What reference are you looking at? I don’t find it.

Glulx indexed text will always stored character sequences as Unicode (in arrays of four-byte values, no UTF involved, not that you care for rot13 purposes). As long as you don’t involve fancy foreign output options, Z-code indexed text will be ASCII for ASCII values – again, that’s all you care about for rot13 purposes.

Your functions use a double nested loop, and the inner loop is just a long, inefficient way to add or subtract 13. (Not to mention the twiddle flag, which saves a few bytes of table table at a cost of making your code clever. Never write clever code.) You’d need an I6 function to do the conversion quickly, but it’s worth it.

Really, I would replace the entire function with I6 code to mangle the indexed text array in-place.

Thanks. I was sort of fearing someone’d say that, but on the other hand, I6 obviously has some powerful low-level stuff that might be easier than I7. Roger Firth’s website seems as good a place as any to start.

Also, I appreciate your pointing out what not to do with coding. I can slip into the bad coding practices and felt I was headed that way.

Section 19.6 says “(iv) Inform does not allow characters to be referred to by character code (whereas Perl allows “\036” for an octal character code, “\x7e” for a hexadecimal one, “\cD” for a control character). This is because we do not want the user to know whether text is internally stored as ZSCII or Unicode.”
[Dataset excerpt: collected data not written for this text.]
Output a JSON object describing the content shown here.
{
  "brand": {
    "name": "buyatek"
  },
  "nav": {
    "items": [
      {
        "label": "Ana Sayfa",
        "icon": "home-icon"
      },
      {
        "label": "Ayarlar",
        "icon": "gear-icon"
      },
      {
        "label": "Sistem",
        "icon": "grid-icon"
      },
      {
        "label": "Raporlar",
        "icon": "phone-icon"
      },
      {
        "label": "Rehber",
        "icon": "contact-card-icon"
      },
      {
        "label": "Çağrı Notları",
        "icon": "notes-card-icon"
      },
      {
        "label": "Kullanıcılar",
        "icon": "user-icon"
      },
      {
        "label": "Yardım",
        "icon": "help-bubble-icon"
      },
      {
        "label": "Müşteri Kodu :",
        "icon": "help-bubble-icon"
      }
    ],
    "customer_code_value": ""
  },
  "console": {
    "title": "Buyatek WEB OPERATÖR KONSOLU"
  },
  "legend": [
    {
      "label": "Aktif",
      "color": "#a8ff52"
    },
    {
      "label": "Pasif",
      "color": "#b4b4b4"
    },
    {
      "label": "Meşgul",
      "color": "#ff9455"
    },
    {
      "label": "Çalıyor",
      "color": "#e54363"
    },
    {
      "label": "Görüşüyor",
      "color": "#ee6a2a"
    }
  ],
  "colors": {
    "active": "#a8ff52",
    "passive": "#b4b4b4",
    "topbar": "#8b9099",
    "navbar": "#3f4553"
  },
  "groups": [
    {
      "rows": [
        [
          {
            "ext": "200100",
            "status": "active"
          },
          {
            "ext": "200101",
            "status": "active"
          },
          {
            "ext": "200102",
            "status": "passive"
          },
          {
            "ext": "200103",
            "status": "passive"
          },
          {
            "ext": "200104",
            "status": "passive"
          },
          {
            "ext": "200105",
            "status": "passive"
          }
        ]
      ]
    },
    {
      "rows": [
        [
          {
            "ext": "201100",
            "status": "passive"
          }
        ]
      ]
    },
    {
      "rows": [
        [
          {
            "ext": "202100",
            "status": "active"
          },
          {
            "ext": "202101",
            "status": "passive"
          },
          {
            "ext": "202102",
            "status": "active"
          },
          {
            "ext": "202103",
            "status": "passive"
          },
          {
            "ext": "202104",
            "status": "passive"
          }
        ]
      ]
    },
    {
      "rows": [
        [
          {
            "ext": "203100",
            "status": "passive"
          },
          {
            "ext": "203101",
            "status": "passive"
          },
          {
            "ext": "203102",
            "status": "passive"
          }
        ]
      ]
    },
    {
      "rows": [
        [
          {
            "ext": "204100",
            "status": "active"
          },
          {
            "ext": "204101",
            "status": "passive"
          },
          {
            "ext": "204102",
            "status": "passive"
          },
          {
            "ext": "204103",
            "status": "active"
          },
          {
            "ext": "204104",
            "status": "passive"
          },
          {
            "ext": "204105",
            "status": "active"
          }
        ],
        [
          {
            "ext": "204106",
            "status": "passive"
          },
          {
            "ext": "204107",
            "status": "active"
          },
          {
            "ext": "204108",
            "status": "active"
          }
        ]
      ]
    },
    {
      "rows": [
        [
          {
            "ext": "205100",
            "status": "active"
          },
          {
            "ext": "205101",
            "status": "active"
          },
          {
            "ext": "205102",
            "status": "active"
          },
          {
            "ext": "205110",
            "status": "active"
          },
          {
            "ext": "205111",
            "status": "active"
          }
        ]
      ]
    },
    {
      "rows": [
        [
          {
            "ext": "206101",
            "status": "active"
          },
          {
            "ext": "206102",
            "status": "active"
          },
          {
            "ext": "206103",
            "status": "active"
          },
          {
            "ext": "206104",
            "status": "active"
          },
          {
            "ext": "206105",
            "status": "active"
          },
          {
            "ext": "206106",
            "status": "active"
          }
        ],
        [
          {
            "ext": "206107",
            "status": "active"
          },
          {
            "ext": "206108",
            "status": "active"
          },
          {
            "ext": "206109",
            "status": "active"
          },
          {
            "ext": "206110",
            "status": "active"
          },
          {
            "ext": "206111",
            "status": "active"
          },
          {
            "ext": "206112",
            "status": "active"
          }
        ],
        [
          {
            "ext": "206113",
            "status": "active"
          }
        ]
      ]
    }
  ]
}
But this is part of the regular expressions chapter. I assumed it expanded to referring to characters that way in general, but I guess I was wrong. I think I’ve seen use of ascii code in Mark Tilford’s automapping. I should look there for how he did it.

It is referring to characters in general; I’m just ignoring it. (And, as I said, Unicode and Z-encoding are the same for simple letters. Usually. If you’re not doing anything clever.

Not necessarily. It’s possible to use another programming language (such as C++) do to the conversions. Also, some text editors include a ROT13 function and can convert an entire text file in next to no time.

Hope this helps.

Thanks–actually the solution I came up with was to have a command that toggled printing the first two letters and the character count of the hint to the screen, and print out the following to a file:

“> (player’s command): (the same hint in full)”

This hides the clue from the tester if he doesn’t want it, and it gives the tester something he can attach and send to the programmer. Full hints in-game can be toggled as well, of course…

Obviously this code must be pulled before the game is released (I have a testing section I can mark as not for release,) but I think it does what I want without (too many) gimmicks.

If anyone has a better solution I’d be quite interested. A double blind is obviously very handy for tester/programmer communications. The less spoiled before a game is polished, the better–a tester only gets one chance to see things the first time and act as a true player.

Here’s an optimized version using I6 code.

[code]To decide which indexed text is rot13 of (T - indexed text): (- (IT_ROT13({-pointer-to-new:indexed text}, {-pointer-to:T})) -).

Include (-
[ IT_ROT13 dest src len i c;
len = BlkValueExtent(src);
BlkValueSetExtent(dest, len);
for (i=0: i<len: i++) {
c = BlkValueRead(src, i);
switch © {
‘a’ to ‘m’, ‘A’ to ‘M’: c = c + 13;
‘n’ to ‘z’, ‘N’ to ‘Z’: c = c - 13;
}
BlkValueWrite(dest, i, c);
}
return dest;
]; -).[/code]

Wow! Thanks for posting this. I was curious how to do this, but I figured there was so much else to look at.

This is the sort of thing that makes I6 a lot less intimidating to me.